Our second reason is simple – Gray failed at his job. Think about it; was there a more disappointing unit on the Redskins last season than the secondary? Sure, the offensive line was a joke, but that’s because the front office neglected it. Joe Bugel still did a masterful job of coaching up the substandard group he was handed.
Meanwhile, Gray was given a stack of former first rounders – LaRon Landry, Carlos Rogers, DeAngelo Hall – along with established names like Fred Smoot, Chris Horton and Reed Doughty, and yet, the team was incapable of stopping anyone.
Out of those six names, maybe only Doughty has seen he’s stock rise from a year ago to now. Landry apparently gave up on trying to play safety. Instead he runs around attempting to “hit stick” anybody nearby. Landry and Rogers were so pitiful against any receiver who did a double move, that we openly joked if they trapped us in a dark alley, we know how to get out of there untouched.
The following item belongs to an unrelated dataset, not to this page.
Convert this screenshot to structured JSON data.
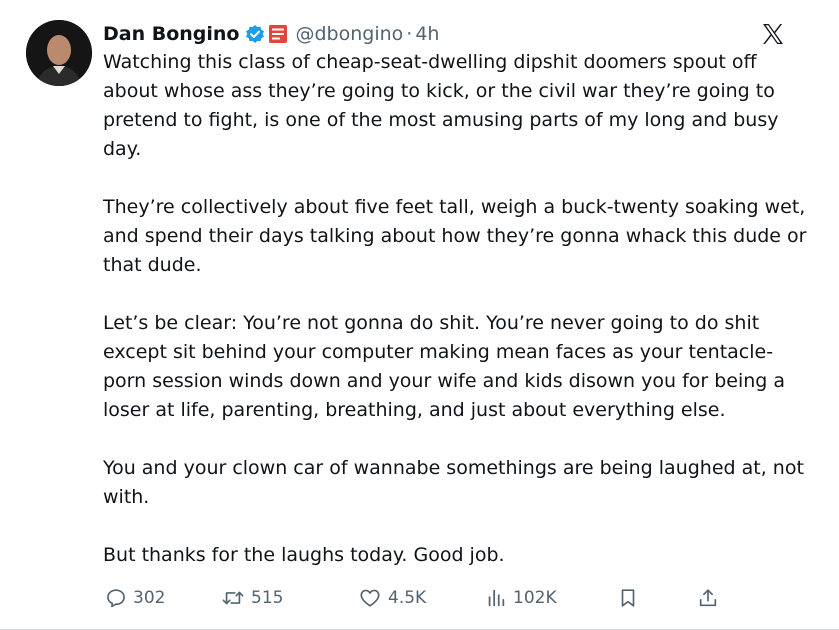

Prior to his season-ending toe injury, Horton played well, but he was also benched in the first month of the season for reasons that are unclear. Hall is one of the only players in that secondary who is capable of creating turnovers, but he also gets burnt from time to time and isn’t exactly the best tackler in the league. Both Smoot and Rogers also dealt with limited playing time at various points in the season as the coaching staff attempted to deliver a wakeup call to them for their uneven performances.
When the team added defensive tackle Albert Haynesworth and rookie linebacker Brian Orakpo, they made it clear the plan was to disrupt offenses in hopes of getting more sacks and turnovers. Even with Haynesworth in and out of the lineup, the defensive line did a masterful job of creating pressure, as the ‘Skins finished with 40 sacks a year (up from 28 the season prior).
In 2008, the Redskins were tied for 17th in the NFL with 13 interceptions. This season, even with a vastly improved defensive front, the Redskins secondary actually regressed – tying for 27th with 11 picks.
To recap: they got torched for big plays all year long, couldn’t make a stop when the game was on the line, half of the secondary was benched at some point during the season due to ineffectiveness and statistically speaking, they’re moving in the wrong direction. Which part of that comes across as a ringing endorsement for Gray?
So yeah, forgive us for being okay if the team and Gray part ways. We don’t think he’s a bad person and don’t buy into the notion that he acted shady and underhanded. We just don’t think he did a good enough job to warrant any sort of promotion here. If some other team wants to make him their defensive coordinator, it really might be best for everyone involved.